About 252 million years ago, the end of the Permian period brought about a worldwide collapse known as the Great Dying, during which a vast majority of species went extinct.
The cause of such a massive extinction is a matter of scientific debate, centering on several potential causes, including an asteroid collision, similar to what likely killed off the dinosaurs 186 million years later; a gradual, global loss of oxygen in the oceans; and a cascade of environmental events triggered by massive volcanic eruptions in a region known today as the Siberian Traps.
Now scientists at MIT and elsewhere have simulated this last possibility, creating global climate models of scenarios in which repeated bursts of volcanism spew gases, including sulfur, into the atmosphere. From their simulations, they found that sulfur emissions were significant enough to create widespread acid rain throughout the Northern Hemisphere, with pH levels reaching 2 — as acidic as undiluted lemon juice.

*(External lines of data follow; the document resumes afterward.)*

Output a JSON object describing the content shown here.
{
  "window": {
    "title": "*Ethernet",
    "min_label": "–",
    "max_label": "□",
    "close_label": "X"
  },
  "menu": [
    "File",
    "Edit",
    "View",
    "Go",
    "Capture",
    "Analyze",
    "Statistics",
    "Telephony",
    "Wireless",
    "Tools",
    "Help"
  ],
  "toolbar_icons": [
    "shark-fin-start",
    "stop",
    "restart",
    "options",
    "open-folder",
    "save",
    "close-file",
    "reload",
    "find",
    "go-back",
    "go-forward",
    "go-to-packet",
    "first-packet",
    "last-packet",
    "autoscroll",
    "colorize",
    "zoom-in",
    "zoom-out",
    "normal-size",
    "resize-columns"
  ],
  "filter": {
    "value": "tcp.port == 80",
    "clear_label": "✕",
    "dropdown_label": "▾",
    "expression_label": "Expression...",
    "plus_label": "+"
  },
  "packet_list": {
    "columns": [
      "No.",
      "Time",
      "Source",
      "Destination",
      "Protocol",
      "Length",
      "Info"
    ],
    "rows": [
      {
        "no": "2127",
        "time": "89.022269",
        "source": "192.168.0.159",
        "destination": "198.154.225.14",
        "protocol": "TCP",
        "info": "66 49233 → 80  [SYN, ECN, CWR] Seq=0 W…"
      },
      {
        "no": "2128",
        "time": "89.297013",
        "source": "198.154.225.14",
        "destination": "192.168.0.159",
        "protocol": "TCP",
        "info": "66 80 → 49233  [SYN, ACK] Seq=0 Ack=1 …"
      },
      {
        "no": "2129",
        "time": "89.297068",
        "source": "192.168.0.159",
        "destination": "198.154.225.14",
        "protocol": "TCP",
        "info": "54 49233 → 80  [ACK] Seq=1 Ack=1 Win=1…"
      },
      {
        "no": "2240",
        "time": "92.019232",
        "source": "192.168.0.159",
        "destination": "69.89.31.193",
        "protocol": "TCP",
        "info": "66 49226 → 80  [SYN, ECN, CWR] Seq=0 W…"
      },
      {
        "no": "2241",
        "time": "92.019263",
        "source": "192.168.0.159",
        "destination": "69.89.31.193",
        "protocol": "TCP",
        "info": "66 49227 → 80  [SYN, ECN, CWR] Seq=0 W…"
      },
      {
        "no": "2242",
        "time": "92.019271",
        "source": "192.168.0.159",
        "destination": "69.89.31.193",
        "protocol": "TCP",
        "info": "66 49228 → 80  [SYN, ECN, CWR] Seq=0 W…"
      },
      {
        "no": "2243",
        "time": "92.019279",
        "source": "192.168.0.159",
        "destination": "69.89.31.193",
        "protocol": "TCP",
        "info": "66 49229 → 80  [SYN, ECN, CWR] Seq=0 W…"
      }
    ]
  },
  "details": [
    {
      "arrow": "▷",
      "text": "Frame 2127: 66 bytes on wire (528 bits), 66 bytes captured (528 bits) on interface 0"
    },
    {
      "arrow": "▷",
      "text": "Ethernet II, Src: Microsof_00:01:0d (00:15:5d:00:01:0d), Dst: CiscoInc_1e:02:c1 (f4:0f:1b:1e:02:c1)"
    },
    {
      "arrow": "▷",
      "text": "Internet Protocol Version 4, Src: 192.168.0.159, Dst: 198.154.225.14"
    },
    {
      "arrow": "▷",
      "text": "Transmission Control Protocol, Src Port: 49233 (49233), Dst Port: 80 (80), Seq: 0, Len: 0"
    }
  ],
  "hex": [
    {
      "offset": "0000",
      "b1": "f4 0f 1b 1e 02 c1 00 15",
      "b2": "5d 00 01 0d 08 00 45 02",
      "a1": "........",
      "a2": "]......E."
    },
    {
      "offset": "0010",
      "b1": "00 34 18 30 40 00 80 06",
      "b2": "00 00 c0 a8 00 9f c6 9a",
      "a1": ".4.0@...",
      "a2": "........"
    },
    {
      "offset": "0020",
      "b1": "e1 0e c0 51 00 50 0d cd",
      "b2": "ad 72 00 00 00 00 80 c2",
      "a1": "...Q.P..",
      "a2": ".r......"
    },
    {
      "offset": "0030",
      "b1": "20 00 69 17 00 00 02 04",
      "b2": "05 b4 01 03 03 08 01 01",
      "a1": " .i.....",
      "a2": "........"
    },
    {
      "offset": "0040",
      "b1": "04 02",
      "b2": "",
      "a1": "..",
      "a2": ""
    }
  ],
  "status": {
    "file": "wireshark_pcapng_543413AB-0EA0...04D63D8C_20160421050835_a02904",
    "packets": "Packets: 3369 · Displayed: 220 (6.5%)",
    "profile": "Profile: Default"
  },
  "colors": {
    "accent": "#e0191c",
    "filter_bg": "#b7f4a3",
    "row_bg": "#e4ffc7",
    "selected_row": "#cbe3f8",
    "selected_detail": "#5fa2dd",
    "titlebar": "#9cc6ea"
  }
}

They say such acidity may have been sufficient to disfigure plants and stunt their growth, contributing to their ultimate extinction.
“Imagine you’re a plant that’s growing happily in the latest Permian,” says Benjamin Black, a postdoc in MIT’s Department of Earth, Atmospheric and Planetary Sciences. “It’s been getting hotter and hotter, but perhaps your species has had time to adjust to that. But then quite suddenly, over the course of a few months, the rain begins to sizzle with sulfuric acid. It would be quite a shock if you were that plant.”
Black is lead author of a paper reporting the group’s results, which appears in the journal Geology. Co-authors include Jean-François Lamarque, Christine Shields, and Jeffrey Kiehl from the National Center for Atmospheric Research and Linda Elkins-Tanton of the Carnegie Institution for Science.
Lemon juice spike
Geologists who have examined the rock record in Siberia have observed evidence of immense volcanism that came in short bursts beginning near the end of the Permian period and continuing for another million years. The volume of magma totaled several million cubic kilometers — enough to completely blanket the continental United States. This boiling stew of magma likely released carbon dioxide and other gases into the atmosphere, leading to gradual but powerful global warming.
The eruptions may also have released large clouds of sulfur, which ultimately returned to Earth’s surface as acid rain. Black, who has spent several summers in Siberia collecting samples to measure sulfur and other chemicals preserved in igneous rocks, used these measurements, along with other evidence, to develop simulations of magmatic activity in the end-Permian world.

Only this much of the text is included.